WASHINGTON (dpa-AFX) - After moving sharply higher early in the session, stocks continue to see significant strength in afternoon trading on Wednesday. With the upward move, the Nasdaq and the S&P 500 have reached new record intraday highs.
Currently, the Nasdaq and S&P 500 are off their highs of the session but still firmly positive. The Nasdaq is up 297.88 points or 1.7 percent at 17,641.42 and the S&P 500 is up 55.21 points or 1.0 percent at 5,430.53.
The narrower Dow, on the other hand, has pulled back well off its early highs and is currently up just 31.99 points or 0.1 percent at 38,779.41.
The early rally on Wall Street came following the release of a Labor Department report showing U.S. consumer prices were unexpectedly flat in the month of May.
The Labor Department said its consumer price index came in unchanged in May after rising by 0.3 percent in April. Economists had expected consumer prices to inch up by 0.1 percent.
The unchanged reading came as a 3.5 percent nosedive by gasoline prices helped offset a continued increase in prices for shelter.

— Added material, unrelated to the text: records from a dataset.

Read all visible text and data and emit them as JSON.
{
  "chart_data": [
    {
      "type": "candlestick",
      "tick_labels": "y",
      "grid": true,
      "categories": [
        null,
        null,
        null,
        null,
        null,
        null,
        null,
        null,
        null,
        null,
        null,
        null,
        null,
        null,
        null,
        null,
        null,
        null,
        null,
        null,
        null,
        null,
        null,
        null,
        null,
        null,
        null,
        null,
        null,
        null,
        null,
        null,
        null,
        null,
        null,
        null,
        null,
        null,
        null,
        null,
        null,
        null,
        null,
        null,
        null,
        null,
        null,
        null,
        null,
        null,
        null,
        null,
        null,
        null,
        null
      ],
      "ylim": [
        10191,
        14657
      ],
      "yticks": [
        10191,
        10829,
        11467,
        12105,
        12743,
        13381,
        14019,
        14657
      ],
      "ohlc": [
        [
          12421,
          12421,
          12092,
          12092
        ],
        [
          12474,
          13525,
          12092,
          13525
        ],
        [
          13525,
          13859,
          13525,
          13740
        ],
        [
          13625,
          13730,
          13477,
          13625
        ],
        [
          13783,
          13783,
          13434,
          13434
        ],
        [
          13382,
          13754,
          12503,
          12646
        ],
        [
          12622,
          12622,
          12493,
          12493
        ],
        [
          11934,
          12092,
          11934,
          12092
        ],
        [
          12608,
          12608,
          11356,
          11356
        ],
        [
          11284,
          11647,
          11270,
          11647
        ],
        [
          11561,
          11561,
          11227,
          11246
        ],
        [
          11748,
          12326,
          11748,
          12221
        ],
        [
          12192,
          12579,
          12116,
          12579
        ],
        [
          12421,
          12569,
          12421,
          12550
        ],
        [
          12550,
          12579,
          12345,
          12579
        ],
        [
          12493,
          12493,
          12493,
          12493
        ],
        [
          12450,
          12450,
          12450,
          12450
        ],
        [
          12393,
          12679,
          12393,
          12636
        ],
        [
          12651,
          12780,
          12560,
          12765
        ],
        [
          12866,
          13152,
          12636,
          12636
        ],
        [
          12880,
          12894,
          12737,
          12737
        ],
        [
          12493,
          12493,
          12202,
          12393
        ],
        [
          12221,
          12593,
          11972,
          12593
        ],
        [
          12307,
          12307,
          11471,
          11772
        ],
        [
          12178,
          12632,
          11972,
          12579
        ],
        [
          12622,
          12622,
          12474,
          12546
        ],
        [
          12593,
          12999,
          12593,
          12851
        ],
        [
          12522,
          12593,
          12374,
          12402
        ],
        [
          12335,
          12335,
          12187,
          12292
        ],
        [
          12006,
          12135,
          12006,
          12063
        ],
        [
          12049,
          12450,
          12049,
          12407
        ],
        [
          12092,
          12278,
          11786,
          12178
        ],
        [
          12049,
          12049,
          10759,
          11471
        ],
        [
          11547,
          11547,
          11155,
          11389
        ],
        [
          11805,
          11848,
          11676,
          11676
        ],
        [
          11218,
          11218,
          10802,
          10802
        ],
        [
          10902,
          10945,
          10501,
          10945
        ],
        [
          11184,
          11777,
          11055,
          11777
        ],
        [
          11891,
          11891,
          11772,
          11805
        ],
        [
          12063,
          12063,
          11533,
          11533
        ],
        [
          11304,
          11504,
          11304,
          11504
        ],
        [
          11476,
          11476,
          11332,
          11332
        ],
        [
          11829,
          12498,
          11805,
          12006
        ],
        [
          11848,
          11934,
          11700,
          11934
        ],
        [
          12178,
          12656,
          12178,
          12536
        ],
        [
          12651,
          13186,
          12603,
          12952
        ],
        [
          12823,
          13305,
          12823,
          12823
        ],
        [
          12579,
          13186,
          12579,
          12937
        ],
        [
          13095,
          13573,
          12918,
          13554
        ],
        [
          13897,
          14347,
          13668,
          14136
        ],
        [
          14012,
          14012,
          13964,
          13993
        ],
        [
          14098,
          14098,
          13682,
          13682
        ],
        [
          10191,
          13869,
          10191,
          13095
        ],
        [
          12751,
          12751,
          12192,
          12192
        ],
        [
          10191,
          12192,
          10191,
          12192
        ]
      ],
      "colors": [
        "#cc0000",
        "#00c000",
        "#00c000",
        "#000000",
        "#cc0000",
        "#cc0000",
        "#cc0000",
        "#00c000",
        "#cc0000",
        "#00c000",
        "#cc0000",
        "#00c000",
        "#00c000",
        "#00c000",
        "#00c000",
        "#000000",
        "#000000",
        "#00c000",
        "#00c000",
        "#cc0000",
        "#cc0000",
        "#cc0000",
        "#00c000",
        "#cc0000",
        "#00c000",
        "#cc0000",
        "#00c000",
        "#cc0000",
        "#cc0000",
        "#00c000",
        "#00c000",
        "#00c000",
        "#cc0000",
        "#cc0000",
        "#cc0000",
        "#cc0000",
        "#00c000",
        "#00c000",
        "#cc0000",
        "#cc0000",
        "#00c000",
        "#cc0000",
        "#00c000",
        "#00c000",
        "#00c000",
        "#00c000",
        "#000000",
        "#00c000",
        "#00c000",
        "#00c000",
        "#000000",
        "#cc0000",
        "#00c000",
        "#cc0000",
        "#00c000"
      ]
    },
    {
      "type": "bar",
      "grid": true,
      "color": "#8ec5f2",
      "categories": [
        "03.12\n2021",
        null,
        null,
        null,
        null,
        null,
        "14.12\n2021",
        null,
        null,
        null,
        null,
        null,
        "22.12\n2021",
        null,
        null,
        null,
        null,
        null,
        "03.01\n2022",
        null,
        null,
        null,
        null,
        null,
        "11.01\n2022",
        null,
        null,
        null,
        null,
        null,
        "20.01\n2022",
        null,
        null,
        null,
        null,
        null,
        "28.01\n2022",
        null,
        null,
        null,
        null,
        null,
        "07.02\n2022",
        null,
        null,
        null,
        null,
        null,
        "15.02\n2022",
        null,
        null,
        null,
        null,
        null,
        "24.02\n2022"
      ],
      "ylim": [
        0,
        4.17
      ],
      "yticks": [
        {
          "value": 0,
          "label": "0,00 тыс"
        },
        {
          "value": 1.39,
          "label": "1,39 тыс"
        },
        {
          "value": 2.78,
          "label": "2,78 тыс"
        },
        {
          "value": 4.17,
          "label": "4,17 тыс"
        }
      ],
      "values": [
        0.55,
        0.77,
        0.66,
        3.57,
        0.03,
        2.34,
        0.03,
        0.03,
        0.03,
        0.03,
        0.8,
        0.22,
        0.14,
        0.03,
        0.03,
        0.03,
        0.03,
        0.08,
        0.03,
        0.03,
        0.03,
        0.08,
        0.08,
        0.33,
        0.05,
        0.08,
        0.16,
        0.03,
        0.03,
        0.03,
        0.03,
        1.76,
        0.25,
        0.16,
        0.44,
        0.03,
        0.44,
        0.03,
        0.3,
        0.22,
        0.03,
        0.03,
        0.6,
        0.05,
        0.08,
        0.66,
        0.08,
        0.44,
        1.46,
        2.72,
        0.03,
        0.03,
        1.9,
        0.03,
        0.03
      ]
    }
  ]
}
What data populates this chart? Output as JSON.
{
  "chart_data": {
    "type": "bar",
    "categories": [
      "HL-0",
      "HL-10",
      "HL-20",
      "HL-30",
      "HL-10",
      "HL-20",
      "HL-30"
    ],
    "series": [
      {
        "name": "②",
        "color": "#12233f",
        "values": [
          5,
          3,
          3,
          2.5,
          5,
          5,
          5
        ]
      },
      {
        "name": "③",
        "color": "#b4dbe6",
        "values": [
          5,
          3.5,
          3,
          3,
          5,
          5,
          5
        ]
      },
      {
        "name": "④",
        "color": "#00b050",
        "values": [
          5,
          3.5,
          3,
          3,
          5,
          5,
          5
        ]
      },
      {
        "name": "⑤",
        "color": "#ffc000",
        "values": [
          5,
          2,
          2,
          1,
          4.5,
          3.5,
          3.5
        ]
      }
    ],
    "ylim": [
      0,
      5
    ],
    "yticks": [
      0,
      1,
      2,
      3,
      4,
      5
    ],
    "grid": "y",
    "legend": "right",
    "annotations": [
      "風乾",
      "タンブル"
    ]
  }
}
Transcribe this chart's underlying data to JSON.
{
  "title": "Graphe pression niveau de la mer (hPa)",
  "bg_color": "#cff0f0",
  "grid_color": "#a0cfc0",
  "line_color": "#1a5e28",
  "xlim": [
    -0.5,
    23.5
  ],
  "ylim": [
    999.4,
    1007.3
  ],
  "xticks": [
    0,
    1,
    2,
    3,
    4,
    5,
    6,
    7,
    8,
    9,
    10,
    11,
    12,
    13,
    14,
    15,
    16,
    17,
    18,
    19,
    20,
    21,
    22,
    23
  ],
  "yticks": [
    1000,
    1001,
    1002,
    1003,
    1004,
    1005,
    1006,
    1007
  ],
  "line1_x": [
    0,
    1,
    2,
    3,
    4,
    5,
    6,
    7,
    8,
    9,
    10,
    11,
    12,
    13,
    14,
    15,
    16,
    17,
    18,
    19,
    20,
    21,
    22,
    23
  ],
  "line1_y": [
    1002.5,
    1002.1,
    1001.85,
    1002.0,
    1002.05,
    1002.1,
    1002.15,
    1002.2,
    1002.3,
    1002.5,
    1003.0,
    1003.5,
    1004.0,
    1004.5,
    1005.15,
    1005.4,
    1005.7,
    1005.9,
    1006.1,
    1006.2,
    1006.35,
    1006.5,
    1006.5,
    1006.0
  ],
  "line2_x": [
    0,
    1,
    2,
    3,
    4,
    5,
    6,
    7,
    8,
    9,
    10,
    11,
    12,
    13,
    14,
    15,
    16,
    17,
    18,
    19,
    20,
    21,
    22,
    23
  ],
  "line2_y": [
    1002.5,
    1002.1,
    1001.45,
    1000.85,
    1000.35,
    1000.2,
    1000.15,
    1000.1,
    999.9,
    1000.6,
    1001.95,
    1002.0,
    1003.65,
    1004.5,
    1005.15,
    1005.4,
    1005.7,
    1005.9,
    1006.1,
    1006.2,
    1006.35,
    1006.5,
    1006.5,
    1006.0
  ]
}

Excluding food and energy prices, core consumer prices rose by 0.2 percent in May after climbing by 0.3 percent in April. Core prices were expected to increase by another 0.3 percent.
The report also said the annual rate of consumer price growth slowed to 3.3 percent in May from 3.4 percent in April. Economists had expected the pace of growth to remain unchanged.
The annual rate of core consumer price growth also slowed to 3.4 percent in May from 3.6 percent in April. The pace of growth was expected to dip to 3.5 percent.
The slower than expected annual growth rates led to renewed optimism about the outlook for interest rates ahead of this afternoon's monetary policy announcement by the Federal Reserve.
Quincy Krosby, Chief Global Strategist for LPL Financial, said the data should help the Fed offer a 'more positive view regarding monetary easing despite invoking their well-practiced reminder that they remain data dependent and require additional confirmation that inflation continues to trend lower.'
'Since data releases are assessed through the lens of the Fed and the probability for rate cuts, the CPI report should help underscore that the Fed is nearing ever closer to its initiation of the rate easing cycle,' she added.
While the Fed is widely expected to leave interest rates unchanged, traders are likely to pay close attention to the accompanying statement as well as officials' latest projections for the economy and interest rates.
Sector News
Interest rate-sensitive housing stocks continue to see substantial strength on the day, resulting in a 3.9 percent spike by the Philadelphia Housing Sector Index.
Considerable strength also remains visible among semiconductor stocks, as reflected by the 3.1 percent surge by the Philadelphia Semiconductor Index.
Banking stocks have also moved sharply higher over the course of the session, driving the KBW Bank Index up by 2.2 percent. The index is bouncing off its lowest closing level in almost two months.
Computer hardware, airline and software stocks are also seeing considerable strength, while oil producer stocks are among the few groups bucking the uptrend.
Other Markets
In overseas trading, stock markets across the Asia-Pacific region turned in another mixed performance during trading on Wednesday. Japan's Nikkei 225 Index slid by 0.7 percent, while China's Shanghai Composite Index rose by 0.3 percent.
Meanwhile, the major European markets all moved notably higher on the day. While the German DAX Index shot up by 1.4 percent, the French CAC 40 Index jumped by 1.0 percent and the U.K.'s FTSE 100 Index advanced by 0.8 percent.
In the bond market, treasuries have surged in reaction to the consumer price inflation data. Subsequently, the yield on the benchmark ten-year note, which moves opposite of its price, is down by 13.5 basis points at 4.267 percent.